In virtCCA’s key hierarchy: CPAK signs the Platform Token, derived by the HSM from a root key and platform parameters; its public-key certificate is issued by the Huawei Root CA and Sub CA, giving a hardware-rooted identity proof. RAK signs the CVM Token, derived during TMM initialization by the HSM from the root key, the virtCCA platform measurement, and other parameters.

🍵 Since the virtCCA TMM is a closed-source component, the details of how it interacts with the HSM to obtain the RAK and the Platform Token can be found in the Delegated Attestation Service Integration Guide.

Attestation Flow

The virtCCA SDK is a user-space toolkit for enabling and integrating remote attestation (Figure 6).
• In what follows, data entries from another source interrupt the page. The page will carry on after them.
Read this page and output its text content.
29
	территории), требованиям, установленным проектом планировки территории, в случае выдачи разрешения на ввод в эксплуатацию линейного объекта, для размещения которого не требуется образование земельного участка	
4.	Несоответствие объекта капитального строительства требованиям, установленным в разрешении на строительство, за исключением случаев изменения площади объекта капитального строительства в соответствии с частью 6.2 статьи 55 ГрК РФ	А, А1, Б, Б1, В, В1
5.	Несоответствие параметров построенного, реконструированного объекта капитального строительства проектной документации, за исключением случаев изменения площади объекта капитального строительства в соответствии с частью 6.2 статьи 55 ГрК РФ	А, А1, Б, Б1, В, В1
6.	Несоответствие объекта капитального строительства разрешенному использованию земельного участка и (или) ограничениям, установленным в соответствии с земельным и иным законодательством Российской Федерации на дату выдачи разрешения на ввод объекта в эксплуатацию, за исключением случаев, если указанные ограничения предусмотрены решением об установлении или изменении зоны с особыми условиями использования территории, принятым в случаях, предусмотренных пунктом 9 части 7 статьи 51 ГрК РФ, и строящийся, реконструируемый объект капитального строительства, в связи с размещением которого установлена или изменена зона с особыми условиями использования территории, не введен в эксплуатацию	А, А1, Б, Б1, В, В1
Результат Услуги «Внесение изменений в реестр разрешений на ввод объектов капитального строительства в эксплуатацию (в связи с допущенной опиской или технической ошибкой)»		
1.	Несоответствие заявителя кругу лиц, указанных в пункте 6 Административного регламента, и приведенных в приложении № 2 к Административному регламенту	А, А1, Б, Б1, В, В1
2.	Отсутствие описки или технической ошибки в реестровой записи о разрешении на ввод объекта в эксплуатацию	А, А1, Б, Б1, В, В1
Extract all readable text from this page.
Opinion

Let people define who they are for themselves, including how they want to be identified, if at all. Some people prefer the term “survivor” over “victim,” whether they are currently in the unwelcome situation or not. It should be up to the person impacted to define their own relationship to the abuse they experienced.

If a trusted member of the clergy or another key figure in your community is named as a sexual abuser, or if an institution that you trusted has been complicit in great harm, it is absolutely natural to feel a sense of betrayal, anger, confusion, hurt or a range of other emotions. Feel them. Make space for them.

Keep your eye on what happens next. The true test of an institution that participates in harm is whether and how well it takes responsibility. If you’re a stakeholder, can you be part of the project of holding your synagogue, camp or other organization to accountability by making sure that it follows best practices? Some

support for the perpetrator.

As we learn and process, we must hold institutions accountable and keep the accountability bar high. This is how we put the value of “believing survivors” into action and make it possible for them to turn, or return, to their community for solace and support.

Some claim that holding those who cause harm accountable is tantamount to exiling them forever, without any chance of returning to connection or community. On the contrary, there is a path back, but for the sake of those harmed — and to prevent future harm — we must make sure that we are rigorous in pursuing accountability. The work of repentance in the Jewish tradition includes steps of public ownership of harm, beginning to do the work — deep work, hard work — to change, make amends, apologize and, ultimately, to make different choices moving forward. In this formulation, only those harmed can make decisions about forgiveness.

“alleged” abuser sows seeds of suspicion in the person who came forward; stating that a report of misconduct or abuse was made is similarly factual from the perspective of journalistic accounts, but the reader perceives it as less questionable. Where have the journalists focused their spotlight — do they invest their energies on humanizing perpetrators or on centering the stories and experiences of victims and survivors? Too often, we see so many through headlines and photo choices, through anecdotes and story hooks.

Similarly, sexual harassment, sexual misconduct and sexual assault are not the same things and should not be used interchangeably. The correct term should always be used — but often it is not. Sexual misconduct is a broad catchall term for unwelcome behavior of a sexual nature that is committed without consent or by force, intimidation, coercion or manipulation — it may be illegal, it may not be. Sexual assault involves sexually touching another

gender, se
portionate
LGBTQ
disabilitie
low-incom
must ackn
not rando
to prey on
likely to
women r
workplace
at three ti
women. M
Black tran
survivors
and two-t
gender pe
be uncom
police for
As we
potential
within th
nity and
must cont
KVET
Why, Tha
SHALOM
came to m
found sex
Its companion Attestation Demo shows the end-to-end flow: the Server runs inside the CVM and exposes the device certificate (CPAK) and the attestation report (virtCCA Token) through the TSI interface. The Client acts as a Local Verifier, parsing the certificate and report, validating the certificate chain, and evaluating the security policy.

Figure 6. Component Details in virtCCA SDK

🍵 For other features — for example Full Disk Encryption, see attestation/full-disk-encryption; for virtCCA’s adaptation of RATS-TLS, see attestation/rats-tls.

The diagram below shows the Attestation Demo flow. For real-world deployment and usage, see the feature guide Enabling Remote Attestation.

Summary

Measured boot and remote attestation make for a great “visible trust” story, and everyone loves telling it. For engineers, though, the work really does span the stack — grinding from chip, firmware, and OS up through applications and infrastructure, with one eye on the standards and ecosystem the whole time. After all that, it can be hard to point at exactly where the value lands, and honestly the tech itself isn’t all that flashy, 🥲😅.

Anyway, virtCCA has done some of this work, with plenty still to improve. Keep at it, CCA folks.